Bruxelles : Centre fédéral d'expertise des soins de santé, 2011, x, 106 p.

http://kce.fgov.be/sites/default/files/page_documents/k... (19-12-2011)
Collection : KCE Reports ; 159B ; Good Clinical Practice (GCP)
Format de fichier : Adobe Acrobat PDF
Droits d'auteur : La reproduction de ce document à des fins non commerciales est autorisée à condition que la source soit dûment mentionnée.

Lieux géographiques
: Belgique

Mots-clés principaux
:
Ostéoporose
Fracture
Prévention
Pharmacothérapie

Mots-clés secondaires : Clientèle vulnérable ; Facteur de risque ; Observance de la prescription ; Effet indésirable ; Politique de la santé ; Santé publique ; Champ de recherche

Résumé :

RECOMMANDATIONS À DESTINATION DES MÉDECINS
* La prévention pharmacologique des fractures de fragilité devrait cibler les patients à haut risque, c'est-à-dire les patients qui pourront tirer le plus grand bénéfice du traitement.
* Le risque fracturaire individuel est établi sur base d'un algorithme d'anamnèse clinique. La DMO ne devrait être mesurée que chez les personnes présentant des facteurs de risque de fracture de fragilité.
* Un traitement anti-ostéoporotique devrait être proposé à tous les patients ayant présenté une fracture de fragilité. Il convient de rappeler qu'une telle prévention est plus efficace pour réduire le risque de fractures vertébrales que pour réduire le risque de fractures à d'autres niveaux. Le nombre de personnes à traiter (NNT) pour prévenir une fracture du col du fémur est élevé.
* Chez les patients sans fracture de fragilité préalable, une stratégie basée sur la mesure du risque individuel absolu doit être mise en oeuvre.
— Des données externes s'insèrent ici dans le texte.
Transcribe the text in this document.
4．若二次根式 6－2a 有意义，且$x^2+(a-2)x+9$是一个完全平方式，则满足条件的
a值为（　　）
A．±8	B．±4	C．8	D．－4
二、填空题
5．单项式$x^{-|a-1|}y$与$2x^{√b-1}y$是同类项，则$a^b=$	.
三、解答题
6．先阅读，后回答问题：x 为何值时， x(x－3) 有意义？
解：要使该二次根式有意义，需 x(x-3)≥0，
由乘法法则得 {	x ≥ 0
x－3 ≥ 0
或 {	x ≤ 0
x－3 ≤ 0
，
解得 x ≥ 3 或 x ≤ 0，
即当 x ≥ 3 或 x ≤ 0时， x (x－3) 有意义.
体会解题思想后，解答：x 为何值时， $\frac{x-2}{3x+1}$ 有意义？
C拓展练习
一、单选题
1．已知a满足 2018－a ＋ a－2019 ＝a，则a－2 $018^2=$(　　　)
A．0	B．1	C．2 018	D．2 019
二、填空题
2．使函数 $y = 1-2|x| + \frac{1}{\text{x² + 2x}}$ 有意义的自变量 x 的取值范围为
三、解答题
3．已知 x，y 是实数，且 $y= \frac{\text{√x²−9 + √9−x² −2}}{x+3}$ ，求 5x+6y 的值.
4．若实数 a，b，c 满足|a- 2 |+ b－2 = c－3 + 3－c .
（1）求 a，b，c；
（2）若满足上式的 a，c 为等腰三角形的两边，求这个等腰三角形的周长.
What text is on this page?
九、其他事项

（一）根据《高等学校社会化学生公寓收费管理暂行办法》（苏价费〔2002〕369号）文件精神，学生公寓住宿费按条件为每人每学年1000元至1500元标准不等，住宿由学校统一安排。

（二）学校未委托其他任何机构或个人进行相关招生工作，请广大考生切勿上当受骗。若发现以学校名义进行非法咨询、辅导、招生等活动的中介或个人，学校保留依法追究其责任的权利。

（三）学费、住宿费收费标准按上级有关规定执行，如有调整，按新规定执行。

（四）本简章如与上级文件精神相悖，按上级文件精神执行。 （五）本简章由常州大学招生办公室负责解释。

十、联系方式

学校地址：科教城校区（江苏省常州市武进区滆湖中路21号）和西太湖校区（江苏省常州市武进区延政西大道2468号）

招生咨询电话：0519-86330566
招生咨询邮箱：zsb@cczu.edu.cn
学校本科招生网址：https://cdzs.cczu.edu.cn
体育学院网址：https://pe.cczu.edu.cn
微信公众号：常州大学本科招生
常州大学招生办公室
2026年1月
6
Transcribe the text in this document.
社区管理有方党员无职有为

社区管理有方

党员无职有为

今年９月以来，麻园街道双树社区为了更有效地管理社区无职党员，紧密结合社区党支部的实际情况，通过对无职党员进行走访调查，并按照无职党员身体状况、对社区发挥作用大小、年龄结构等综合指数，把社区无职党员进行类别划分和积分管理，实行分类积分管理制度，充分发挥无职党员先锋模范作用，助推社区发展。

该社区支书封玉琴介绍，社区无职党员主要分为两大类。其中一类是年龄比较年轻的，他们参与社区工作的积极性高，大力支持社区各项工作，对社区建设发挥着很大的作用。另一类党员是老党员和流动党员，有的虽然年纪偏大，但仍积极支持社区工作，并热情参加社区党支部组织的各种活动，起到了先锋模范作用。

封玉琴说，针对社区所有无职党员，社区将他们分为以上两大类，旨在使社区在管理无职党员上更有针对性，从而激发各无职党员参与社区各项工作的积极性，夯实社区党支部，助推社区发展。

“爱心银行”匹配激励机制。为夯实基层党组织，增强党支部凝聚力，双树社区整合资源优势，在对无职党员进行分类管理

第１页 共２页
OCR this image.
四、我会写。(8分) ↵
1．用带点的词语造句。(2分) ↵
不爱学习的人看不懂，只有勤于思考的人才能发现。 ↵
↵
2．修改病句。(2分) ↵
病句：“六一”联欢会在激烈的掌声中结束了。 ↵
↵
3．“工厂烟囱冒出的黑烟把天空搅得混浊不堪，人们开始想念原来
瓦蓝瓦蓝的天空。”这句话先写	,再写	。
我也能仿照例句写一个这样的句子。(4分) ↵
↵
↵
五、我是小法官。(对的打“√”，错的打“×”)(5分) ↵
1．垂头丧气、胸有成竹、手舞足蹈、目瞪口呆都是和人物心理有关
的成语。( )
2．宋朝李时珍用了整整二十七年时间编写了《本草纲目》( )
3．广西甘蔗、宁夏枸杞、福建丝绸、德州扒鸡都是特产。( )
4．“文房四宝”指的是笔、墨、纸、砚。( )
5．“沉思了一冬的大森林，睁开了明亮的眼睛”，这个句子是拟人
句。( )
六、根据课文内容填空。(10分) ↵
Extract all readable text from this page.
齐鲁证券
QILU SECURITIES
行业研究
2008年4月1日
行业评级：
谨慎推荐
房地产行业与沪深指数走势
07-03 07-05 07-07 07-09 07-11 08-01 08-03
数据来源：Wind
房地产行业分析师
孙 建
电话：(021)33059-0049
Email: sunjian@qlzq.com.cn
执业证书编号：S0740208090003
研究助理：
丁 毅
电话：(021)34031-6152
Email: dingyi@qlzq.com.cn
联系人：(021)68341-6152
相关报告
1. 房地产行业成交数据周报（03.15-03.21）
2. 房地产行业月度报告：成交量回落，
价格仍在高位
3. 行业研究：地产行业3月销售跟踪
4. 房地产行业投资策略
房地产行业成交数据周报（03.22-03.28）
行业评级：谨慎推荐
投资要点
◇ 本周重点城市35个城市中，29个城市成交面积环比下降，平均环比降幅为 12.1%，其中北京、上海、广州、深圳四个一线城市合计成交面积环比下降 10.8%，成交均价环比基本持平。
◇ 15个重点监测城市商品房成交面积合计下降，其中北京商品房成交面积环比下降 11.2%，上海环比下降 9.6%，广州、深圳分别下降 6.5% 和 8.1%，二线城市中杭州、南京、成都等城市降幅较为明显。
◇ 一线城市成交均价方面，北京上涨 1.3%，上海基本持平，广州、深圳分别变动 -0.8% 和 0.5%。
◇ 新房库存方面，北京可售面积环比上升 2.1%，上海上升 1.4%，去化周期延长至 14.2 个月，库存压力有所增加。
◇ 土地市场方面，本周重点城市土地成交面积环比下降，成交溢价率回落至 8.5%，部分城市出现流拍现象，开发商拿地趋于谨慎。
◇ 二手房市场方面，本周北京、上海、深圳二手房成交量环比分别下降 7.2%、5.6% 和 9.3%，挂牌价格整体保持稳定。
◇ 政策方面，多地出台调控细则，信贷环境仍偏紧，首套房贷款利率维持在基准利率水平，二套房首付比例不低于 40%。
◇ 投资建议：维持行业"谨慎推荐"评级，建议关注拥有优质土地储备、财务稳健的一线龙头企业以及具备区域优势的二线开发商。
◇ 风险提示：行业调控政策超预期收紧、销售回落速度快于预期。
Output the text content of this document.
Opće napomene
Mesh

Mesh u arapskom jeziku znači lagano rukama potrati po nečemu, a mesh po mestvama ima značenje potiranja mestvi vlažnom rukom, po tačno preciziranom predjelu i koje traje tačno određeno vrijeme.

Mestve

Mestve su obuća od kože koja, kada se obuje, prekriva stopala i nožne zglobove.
Il n'existe pas aujourd'hui de consensus sur la définition d'un risque fracturaire à 10 ans élevé, c'est-à-dire qu'il n'y a pas de consensus sur un niveau de risque au-delà duquel un traitement devrait être entamé. La stratégie de traitement suivante est dès lors recommandée:
o Si le risque fracturaire à 10 ans est élevé et la DMO basse, un traitement peut être envisagé, tout en rappelant que l'effet protectif chez de tels patients n'a été démontré que sur les fractures vertébrales, qui en majorité passent cliniquement inaperçues.
o Si le risque fracturaire à 10 ans est élevé et la DMO dans les limites de la normalité, un traitement n'est en général pas recommandé car les éléments de preuve permettant l'extrapolation des résultats des études existantes à de tels patients sont pour le moment limités. Ceci dit, une décision de traitement pourrait être prise au cas par cas en fonction des autres éléments d'appréciation dont dispose le médecin. En effet, la valeur prédictive négative d'une DMO normale est diminuée dans de telles situations
o Si le risque fracturaire à 10 ans est bas, un traitement n'est pas recommandé.
* Des paramètres, tels que les préférences du patient ou son niveau probable d'adhérence au traitement, devraient aussi être pris en compte pour établir le bien fondé d'une mise sous traitement. Le risque absolu de fracture, la réduction de ce risque attendue avec un traitement et le risque de survenue d'effets secondaires graves devraient être discutés avec le patient.
* La prévention pharmacologique des fractures de fragilité doit être vue comme un élément d'un plan de prise en charge global du risque fracturaire. Une telle prise en charge devrait en priorité identifier les facteurs de risque qui peuvent être diminués sans prévention médicamenteuse tels qu'une alimentation pauvre en calcium, des facteurs environnementaux favorisant les chutes, le manque d'exercice physique en plein air, ou la consommation d'alcool et/ou de psychotropes. Les causes d'ostéoporose secondaire, tel que l'hypogonadisme ou l'hyperparathyroïdie, doivent aussi être identifiées et traitées adéquatement.
* Réaliser un monitoring de l'efficacité du traitement avec des mesures répétées de la DMO par DEXA n'est pas recommandé. Il n'y a pas aujourd'hui suffisamment de données probantes pour recommander d'autres formes de monitoring thérapeutique.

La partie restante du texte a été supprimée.